Sidhu v Aerospace Composite Technology Limited
IDS Brief 637 May 1999 (18.3.99 675/98)

Employers are liable for the action of employees during work-related functions outside working hours and off the employer's premises the Employment Appeal Tribunal has decided. And employers must treat racist motivated violence as racist incidents, and not isolated as simple acts of violence.

Mr Sidhu was employed by Aerospace Composite Technology Limited. He had worked there for a number of years and had a clean record.

At a family day out at Thorpe Park theme park, organised by the Company, Mr Sidhu and his wife were subjected to racial abuse by three white employees, one of whom was a recent recruit to the Company. They attacked him physically, leaving him with his head cut and his glasses broken.

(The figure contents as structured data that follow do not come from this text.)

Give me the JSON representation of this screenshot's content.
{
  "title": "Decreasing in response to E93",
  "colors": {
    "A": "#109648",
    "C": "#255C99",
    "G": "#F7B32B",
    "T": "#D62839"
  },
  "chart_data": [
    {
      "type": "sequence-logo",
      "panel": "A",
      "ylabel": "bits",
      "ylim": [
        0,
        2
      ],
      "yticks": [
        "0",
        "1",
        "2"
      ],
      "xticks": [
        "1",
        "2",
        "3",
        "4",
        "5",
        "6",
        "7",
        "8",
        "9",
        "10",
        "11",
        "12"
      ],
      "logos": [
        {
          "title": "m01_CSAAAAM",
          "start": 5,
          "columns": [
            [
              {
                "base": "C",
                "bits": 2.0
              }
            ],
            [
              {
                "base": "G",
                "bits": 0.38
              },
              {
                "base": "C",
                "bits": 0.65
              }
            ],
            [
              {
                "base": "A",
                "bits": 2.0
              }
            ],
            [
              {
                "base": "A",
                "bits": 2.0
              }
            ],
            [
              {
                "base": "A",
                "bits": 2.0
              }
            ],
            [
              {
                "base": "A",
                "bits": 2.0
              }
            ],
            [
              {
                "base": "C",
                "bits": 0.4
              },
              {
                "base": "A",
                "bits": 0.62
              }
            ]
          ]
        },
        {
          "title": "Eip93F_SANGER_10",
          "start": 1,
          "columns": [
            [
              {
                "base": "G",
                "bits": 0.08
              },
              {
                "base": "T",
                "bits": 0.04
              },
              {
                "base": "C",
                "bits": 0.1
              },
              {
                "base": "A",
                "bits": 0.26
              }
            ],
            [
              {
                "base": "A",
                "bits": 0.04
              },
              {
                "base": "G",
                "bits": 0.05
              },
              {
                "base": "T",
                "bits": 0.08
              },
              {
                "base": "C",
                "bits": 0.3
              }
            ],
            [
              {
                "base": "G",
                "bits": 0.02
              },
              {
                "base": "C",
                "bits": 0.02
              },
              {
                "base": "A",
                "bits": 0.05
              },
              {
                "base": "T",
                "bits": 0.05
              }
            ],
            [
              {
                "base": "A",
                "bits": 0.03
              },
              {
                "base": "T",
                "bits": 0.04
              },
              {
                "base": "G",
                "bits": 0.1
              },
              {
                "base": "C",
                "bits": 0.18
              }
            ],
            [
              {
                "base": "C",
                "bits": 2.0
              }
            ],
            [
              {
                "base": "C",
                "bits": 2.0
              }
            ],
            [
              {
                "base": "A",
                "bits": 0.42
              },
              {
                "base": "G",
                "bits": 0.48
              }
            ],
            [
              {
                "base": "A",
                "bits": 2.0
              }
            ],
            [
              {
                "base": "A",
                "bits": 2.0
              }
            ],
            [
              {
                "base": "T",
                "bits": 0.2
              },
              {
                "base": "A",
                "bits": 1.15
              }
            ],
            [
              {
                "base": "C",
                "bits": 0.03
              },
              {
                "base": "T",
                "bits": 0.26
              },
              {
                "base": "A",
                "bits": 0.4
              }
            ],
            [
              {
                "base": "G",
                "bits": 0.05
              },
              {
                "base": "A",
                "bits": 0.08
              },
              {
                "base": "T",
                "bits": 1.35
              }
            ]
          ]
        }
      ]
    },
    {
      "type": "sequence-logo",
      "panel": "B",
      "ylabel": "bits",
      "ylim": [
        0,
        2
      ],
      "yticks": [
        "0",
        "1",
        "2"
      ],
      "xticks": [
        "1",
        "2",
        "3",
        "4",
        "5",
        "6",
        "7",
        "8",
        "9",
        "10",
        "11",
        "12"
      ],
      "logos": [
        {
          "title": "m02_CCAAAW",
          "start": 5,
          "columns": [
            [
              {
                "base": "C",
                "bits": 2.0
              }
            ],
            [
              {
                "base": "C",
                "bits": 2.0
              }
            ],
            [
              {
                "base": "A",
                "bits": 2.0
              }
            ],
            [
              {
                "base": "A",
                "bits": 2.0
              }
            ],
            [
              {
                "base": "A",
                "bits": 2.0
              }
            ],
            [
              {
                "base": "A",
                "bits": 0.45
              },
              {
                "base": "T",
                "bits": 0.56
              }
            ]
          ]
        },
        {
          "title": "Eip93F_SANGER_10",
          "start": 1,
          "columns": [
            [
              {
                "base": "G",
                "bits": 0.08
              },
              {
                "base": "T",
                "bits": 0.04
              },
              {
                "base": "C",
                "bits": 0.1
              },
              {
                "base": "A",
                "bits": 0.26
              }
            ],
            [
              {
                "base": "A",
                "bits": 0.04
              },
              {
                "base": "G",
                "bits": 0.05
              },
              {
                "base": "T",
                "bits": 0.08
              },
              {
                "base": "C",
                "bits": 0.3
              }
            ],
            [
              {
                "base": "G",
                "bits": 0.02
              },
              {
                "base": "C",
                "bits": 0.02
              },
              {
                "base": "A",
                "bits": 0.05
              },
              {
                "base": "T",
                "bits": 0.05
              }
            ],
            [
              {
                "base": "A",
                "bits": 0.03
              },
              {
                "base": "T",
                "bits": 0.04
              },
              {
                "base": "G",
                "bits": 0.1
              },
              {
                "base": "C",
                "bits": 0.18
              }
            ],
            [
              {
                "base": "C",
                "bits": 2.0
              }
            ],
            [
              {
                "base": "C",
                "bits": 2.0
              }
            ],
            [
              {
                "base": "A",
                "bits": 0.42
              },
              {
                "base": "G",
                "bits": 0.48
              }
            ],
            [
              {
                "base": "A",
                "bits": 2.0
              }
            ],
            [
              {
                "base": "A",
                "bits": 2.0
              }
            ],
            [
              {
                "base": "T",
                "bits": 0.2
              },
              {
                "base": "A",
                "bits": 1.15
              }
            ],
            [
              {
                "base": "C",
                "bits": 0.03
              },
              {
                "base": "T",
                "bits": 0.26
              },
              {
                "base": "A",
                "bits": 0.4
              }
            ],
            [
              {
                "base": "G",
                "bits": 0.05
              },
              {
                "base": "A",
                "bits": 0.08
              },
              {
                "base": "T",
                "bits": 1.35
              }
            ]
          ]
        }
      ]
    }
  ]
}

He retaliated by wielding a plastic chair, but did not actually hit anyone with it. He argued that he had been acting in self-defence.

An investigation took place. It was made clear that he viewed the attack as racially motivated, and this was not disputed.

Nonetheless, the Company decided to dismiss both Mr Sidhu and the employee involved in the attack. The basis for them doing this was that violence against members of staff amounted to gross misconduct, and both had been guilty of acts of violence.

Mr Sidhu's internal appeal against dismissal was unsuccessful, and he subsequently pursued a claim for unfair dismissal and race discrimination. The unfair dismissal claim succeeded, but the Tribunal found that there had been no race discrimination: the incident at the family fun day took place "outside the scope" of his employment such that the Company was not responsible for the new recruit's conduct.

Further, the Tribunal found that the dismissal was a legitimate and even-handed response in the context of the Company's policy on violence at work. They did not consider it necessary or appropriate to see the incident in a racial context.

The EAT conclusively overturned this deeply defective decision. In relation to the first point, they decided that the Tribunal adopted too narrow a test.

The question of whether the Company was liable for the incident depended not on the "scope of employment" but on whether the incident took place during the course of employment as broadly defined and this could include work-related functions outside strict working hours and off the employer's premises.

In relation to the second point, the EAT concluded that the Tribunal were wrong to see the incident isolated from its racial context. 'A decision to disregard the fact that the cause of an attack, or harassment, or provocation, or anything else, is racial is a "race specific" decision that has a "race specific" effect and is thus "race specific conduct" '.

Therefore the deliberate failure to consider the racial element of the attack itself amounted to an act of race discrimination. It was not necessary to show that a white person would have been treated more favourably because the attack was race specific.

There are parallels to be drawn with sex harassment cases where the conduct is gender specific.

The Report of Sir William McPherson into the death of Stephen Lawrence, albeit in a quite different and more devastating context, makes the same point. At paragraph 12 of the Recommendations of the Report, a racist incident is defined as being "any incident perceived to be racist by the victim or any other person".

Accordingly, the incident must be investigated as such by those responsible for carrying out the investigation. A failure to do so, according to the Report, may in itself be an act of discrimination.

For employers, therefore, any attempts to be even handed in the treatment of the parties to a racial attack, may, in the light of this EAT decision, be itself racist and unlawful.